An important advocate of the IPO extension proposal is John W. White, director of the SEC's corporation finance division since March. Formerly a private-practice securities lawyer and 25-year partner at Cravath, Swaine & Moore LLP, White has taken part in numerous public financings and IPOs. Before joining the SEC, White had recommended an IPO proposal similar to the current one in a comment letter to the agency and moved to put the idea on the agenda soon after his appointment. "This is all about balance," says White. "How onerous do you want to make it for companies as they are going public or listing by imposing 404 at the same time? We want to make SarbOx more effective and efficient." As part of that effort, even bigger changes are expected from the SEC in the months ahead, including the agency's first guidance for management on how to conduct internal control assessments and a reworking of Auditing Standard No. 2 (AS2) by the Public Company Accounting Oversight Board (PCAOB).
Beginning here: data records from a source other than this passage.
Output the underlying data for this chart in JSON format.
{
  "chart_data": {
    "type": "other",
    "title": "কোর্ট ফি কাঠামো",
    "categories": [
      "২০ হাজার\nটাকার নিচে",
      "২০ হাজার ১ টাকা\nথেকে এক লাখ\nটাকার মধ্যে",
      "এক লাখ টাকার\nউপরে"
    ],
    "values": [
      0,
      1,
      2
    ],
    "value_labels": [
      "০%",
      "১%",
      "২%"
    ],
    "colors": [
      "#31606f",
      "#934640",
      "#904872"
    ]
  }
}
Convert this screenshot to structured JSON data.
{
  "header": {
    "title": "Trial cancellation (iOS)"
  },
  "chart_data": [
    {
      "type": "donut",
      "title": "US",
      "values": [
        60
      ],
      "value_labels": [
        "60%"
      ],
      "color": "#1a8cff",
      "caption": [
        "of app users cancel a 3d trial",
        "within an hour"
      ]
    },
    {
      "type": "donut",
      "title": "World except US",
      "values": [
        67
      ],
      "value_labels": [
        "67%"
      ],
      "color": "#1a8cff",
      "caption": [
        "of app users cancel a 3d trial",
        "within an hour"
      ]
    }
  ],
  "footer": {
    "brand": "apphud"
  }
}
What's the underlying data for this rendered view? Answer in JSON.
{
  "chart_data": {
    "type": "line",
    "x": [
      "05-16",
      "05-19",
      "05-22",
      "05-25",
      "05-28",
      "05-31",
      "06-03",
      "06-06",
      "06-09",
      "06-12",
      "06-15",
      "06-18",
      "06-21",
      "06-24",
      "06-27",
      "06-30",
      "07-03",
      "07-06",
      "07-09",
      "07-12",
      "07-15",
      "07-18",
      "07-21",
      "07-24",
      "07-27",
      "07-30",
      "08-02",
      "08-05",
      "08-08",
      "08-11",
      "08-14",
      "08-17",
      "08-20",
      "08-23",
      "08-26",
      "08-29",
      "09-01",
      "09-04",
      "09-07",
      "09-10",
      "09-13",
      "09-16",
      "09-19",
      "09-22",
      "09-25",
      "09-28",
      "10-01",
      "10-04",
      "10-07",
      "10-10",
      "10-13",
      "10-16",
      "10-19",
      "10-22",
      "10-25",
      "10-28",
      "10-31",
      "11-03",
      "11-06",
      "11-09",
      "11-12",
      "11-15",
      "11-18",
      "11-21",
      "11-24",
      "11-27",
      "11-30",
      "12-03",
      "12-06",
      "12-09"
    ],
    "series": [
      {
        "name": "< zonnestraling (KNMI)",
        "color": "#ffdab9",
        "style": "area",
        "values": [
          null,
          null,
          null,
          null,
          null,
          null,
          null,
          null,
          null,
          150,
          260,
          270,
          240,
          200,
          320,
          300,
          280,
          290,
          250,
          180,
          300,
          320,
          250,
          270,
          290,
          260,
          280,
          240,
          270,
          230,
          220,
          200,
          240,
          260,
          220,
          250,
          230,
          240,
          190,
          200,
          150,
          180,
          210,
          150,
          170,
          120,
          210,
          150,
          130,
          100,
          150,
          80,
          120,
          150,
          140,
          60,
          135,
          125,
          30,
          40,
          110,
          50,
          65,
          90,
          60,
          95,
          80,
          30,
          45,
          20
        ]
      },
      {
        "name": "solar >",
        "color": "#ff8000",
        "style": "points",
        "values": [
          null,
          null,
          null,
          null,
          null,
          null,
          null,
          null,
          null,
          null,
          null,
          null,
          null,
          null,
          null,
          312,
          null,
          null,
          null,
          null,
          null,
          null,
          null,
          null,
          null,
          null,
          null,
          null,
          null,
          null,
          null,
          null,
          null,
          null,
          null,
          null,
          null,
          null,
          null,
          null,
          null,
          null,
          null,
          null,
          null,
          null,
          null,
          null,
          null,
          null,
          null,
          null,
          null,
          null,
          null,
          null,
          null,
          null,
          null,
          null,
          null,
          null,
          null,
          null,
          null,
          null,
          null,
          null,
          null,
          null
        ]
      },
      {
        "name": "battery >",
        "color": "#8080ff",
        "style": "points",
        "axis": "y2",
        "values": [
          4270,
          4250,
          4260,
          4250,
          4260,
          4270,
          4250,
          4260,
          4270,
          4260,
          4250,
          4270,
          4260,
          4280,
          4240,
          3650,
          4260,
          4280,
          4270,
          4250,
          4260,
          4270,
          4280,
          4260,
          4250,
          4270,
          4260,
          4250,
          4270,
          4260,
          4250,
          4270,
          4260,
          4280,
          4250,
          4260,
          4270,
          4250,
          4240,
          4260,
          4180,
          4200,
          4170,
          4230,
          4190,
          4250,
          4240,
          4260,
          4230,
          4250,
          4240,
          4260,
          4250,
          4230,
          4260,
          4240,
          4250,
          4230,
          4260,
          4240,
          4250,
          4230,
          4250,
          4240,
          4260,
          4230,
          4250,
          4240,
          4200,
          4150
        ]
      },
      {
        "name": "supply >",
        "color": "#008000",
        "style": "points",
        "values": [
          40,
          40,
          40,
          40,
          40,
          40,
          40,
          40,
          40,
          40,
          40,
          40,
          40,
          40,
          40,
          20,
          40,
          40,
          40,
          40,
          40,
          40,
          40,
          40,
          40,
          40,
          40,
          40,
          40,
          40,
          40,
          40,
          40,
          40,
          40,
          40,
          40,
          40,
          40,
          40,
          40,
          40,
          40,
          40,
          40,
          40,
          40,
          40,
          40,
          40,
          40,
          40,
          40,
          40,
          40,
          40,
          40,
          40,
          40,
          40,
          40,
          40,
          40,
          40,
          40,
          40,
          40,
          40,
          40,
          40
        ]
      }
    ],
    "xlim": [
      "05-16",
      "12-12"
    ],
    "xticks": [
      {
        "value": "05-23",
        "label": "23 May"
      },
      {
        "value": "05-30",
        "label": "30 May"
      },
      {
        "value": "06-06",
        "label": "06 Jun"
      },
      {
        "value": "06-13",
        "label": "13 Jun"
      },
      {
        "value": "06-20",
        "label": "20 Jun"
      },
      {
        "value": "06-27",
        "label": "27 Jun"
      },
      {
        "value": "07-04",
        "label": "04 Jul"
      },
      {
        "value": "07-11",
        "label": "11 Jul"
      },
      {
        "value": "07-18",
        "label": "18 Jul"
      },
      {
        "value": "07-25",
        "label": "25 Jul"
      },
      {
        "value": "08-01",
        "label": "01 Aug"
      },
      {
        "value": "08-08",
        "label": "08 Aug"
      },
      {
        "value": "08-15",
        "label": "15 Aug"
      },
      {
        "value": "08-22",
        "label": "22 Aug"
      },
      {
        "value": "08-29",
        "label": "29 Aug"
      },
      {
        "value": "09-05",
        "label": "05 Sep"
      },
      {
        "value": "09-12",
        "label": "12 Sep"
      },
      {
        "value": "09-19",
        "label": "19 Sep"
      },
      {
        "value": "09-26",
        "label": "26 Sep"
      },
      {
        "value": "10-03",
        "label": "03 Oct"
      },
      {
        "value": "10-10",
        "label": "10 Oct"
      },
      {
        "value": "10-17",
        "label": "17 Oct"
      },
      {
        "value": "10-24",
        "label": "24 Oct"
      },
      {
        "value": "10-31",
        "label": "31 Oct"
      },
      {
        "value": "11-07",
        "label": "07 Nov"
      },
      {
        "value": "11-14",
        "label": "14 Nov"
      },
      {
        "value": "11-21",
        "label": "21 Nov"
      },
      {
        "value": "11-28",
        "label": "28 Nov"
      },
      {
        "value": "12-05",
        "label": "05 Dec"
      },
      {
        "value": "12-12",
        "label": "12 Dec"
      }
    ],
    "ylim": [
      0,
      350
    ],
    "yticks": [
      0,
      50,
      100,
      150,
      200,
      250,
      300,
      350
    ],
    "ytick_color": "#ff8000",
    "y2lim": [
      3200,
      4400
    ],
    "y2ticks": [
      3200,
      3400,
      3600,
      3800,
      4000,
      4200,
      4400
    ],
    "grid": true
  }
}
The extension may be especially attractive to newer non-U.S.-based companies, which must face both 404 and GAAP reconciliations, not to mention relatively high investment banking fees, when considering whether to list in the U.S.
But is the extra time enough of a break? "I speak to companies from such places as India and Israel that consider listing
in the U.S. or London or Luxembourg or elsewhere, and a one-year reprieve from 404 won't necessarily make the difference for all of them," says Edward S. Knight, executive vice president and general counsel of the Nasdaq Stock Market Inc. More important to many is whether there will be some relief from AS2, which has resulted in significantly more expensive and time-consuming external audits, as well as better guidance on what actually connotes a material internal control.
"They need to know they are going to find that the application of 404 is [being] done in a reasonable manner," Knight concludes. And right, it would be hard to get a group of 10 people to agree on what that means.